Il coronarovirus (scientificamente chiamato SARS-CoV-2) che sta causando l’attuale pandemia (scientificamente chiamata COVID-19) è uno dei tanti virus che circolano nel mondo. Anche il comune raffreddore è spesso causato da un coronavirus. I virus che causano l’influenza invece sono diversi dai coronavirus. Per questo i coronavirus sono chiamati anche “virus parainfluenzali”. In effetti qualche somiglianza con i virus influenzali questo coronavirus presenta. Le vie di contagio e il coinvolgimento delle vie respiratorie. Le differenze principali sono invece una maggiore facilità di contagio e la capacità di raggiungere gli alveoli polmonari in corso di infezione. Se i virus che danno raffreddore si localizzano a livello delle strutture nasali, i virus influenzali riescono a infettare anche la trachea e i bronchi ma generalmente non scendono più in basso. Il coronavirus responsabile dell’attuale pandemia può arrivare fino agli alveoli polmonari causando delle polmoniti virali primarie talvolta assai gravi. Per la cura di queste polmoniti virali attualmente non esistono farmaci e l’unico intervento efficace è l’assistenza respiratoria dei pazienti in reparti di terapia intensiva fino a quando non produrranno gli anticorpi capaci di debellare il virus. Sicuramente peggiore delle polmoniti sono le embolie polmonari legate a fenomeni di coagulazione vasale massiva che purtroppo non colpiscono soltanto i polmoni ma un po’ tutti gli organi a partire dal cervello e dai reni. In tutte queste situazioni è necessario somministrare anticoagulanti anche in forma preventiva per evitare che si organizzi la temuta coagulazione intravasale. Se per i giovani colpiti da polmoniti virali è generalmente sufficiente il ricovero nelle unità di terapia intensiva, per le persone anziane che presentano altre malattie di base come disturbi cardiocircolatori, tumori etc. il ricovero può non essere sufficiente. Ecco perché si verificano tante morti tra le persone più anziane.

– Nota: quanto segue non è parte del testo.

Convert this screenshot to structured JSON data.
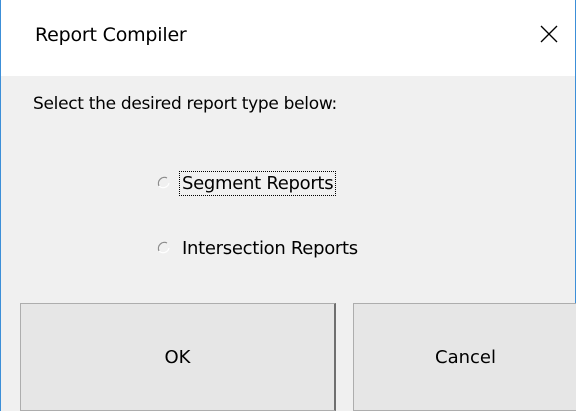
{
  "dialog": {
    "title": "Report Compiler",
    "close_icon": "close-icon",
    "prompt": "Select the desired report type below:",
    "options": [
      {
        "label": "Segment Reports",
        "selected": false,
        "focused": true
      },
      {
        "label": "Intersection Reports",
        "selected": false,
        "focused": false
      }
    ],
    "buttons": {
      "ok_label": "OK",
      "cancel_label": "Cancel"
    }
  },
  "colors": {
    "dialog_bg": "#f0f0f0",
    "titlebar_bg": "#ffffff",
    "window_border": "#3c8fd8",
    "button_bg": "#e6e6e6",
    "button_border": "#adadad"
  }
}
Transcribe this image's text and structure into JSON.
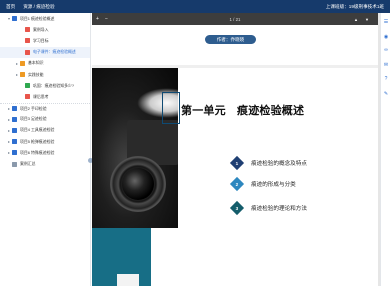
{
  "topbar": {
    "home": "首页",
    "path": "资源 / 痕迹检验",
    "user": "上课班级：19级刑事技术1班"
  },
  "sidebar": {
    "items": [
      {
        "label": "项目1 痕迹检验概述",
        "icon": "folder-icon",
        "color": "blue",
        "level": 0,
        "arrow": "▾",
        "active": false
      },
      {
        "label": "案例导入",
        "icon": "document-icon",
        "color": "red",
        "level": 2,
        "arrow": "",
        "active": false
      },
      {
        "label": "学习目标",
        "icon": "document-icon",
        "color": "red",
        "level": 2,
        "arrow": "",
        "active": false
      },
      {
        "label": "电子课件：痕迹检验概述",
        "icon": "document-icon",
        "color": "red",
        "level": 2,
        "arrow": "",
        "active": true
      },
      {
        "label": "基本知识",
        "icon": "folder-icon",
        "color": "orange",
        "level": 1,
        "arrow": "▸",
        "active": false
      },
      {
        "label": "实践技能",
        "icon": "folder-icon",
        "color": "orange",
        "level": 1,
        "arrow": "▸",
        "active": false
      },
      {
        "label": "巩固：痕迹检验知多少?",
        "icon": "check-icon",
        "color": "green",
        "level": 2,
        "arrow": "",
        "active": false
      },
      {
        "label": "课后思考",
        "icon": "document-icon",
        "color": "red",
        "level": 2,
        "arrow": "",
        "active": false
      },
      {
        "label": "项目2 手印检验",
        "icon": "folder-icon",
        "color": "blue",
        "level": 0,
        "arrow": "▸",
        "active": false
      },
      {
        "label": "项目3 足迹检验",
        "icon": "folder-icon",
        "color": "blue",
        "level": 0,
        "arrow": "▸",
        "active": false
      },
      {
        "label": "项目4 工具痕迹检验",
        "icon": "folder-icon",
        "color": "blue",
        "level": 0,
        "arrow": "▸",
        "active": false
      },
      {
        "label": "项目5 枪弹痕迹检验",
        "icon": "folder-icon",
        "color": "blue",
        "level": 0,
        "arrow": "▸",
        "active": false
      },
      {
        "label": "项目6 特殊痕迹检验",
        "icon": "folder-icon",
        "color": "blue",
        "level": 0,
        "arrow": "▸",
        "active": false
      },
      {
        "label": "案例汇总",
        "icon": "folder-icon",
        "color": "gray",
        "level": 0,
        "arrow": "",
        "active": false
      }
    ]
  },
  "viewer": {
    "zoom_in": "+",
    "zoom_out": "−",
    "page_indicator": "1 / 21",
    "prev": "▲",
    "next": "▼",
    "author_label": "作者：乔晓晓"
  },
  "slide": {
    "title": "第一单元　痕迹检验概述",
    "items": [
      {
        "num": "1",
        "text": "痕迹检验的概念及特点",
        "color": "#1f3f73"
      },
      {
        "num": "2",
        "text": "痕迹的形成与分类",
        "color": "#2d87bf"
      },
      {
        "num": "3",
        "text": "痕迹检验的理论和方法",
        "color": "#145d6b"
      }
    ]
  },
  "rightbar": {
    "icons": [
      "list-icon",
      "user-icon",
      "link-icon",
      "chat-icon",
      "question-icon",
      "edit-icon"
    ],
    "glyphs": [
      "☰",
      "◉",
      "∞",
      "✉",
      "?",
      "✎"
    ]
  }
}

Fortunatamente le complicanze polmonari non sono frequenti. Generalmente questo virus decorre asintomatico o con sintomi similinfluenzali che regrediscono in pochi giorni. Il problema vero è legato alla sua grande capacità di contagio e alle complicanze polmonari. Non conoscendo praticamente nulla di lui, non sappiamo quanti contagi riuscirebbe a fare se non controllato. Più contagi vuol dire più forme polmonari. Se le forme polmonari superassero il
numero dei posti letto dei reparti di terapia infettiva, non saremmo capaci di intervenire sui malati che sarebbero costretti a morte certa. Questa situazione drammatica non deve essere assolutamente raggiunta. Per questo le nostre autorità di governo hanno preso drastiche decisioni per cercare di rallentare i contagi. Forse potevano essere prese decisioni diverse, ma chi si si sarebbe preso il coraggio di attuarle? Una proposta che io condivido è di tenere isolati, controllati e ben assistiti gli anziani e le persone con gravi patologie e di lasciare il resto della popolazione senza alcuna limitazione di spostamenti e di lavoro, responsabilizzandola solo sulle norme di prevenzione del contagio. A questo punto la maggior parte di aiuti economici potrebbero convergere sulla sanità pubblica per creare velocemente, ed è possibile, nuove strutture e posti letti. Sarebbe oltretutto un giusto tributo alla sanità pubblica che negli ultimi dieci anni è stata depredata da una politica delinquenziale e cieca. Oggi la scelta di Conte sembra essere in ogni caso la decisione più saggia anche se tutti sappiamo che non sarà di breve durata ed economica. Io sono ottimista e intravedo un calo dei contagi. La mia previsione dovrebbe avverarsi già nei prossimi giorni di questa settimana. Il clima psicologico cambierebbe e ci darebbe un pieno di ottimismo. Ne abbiamo tutti bisogno.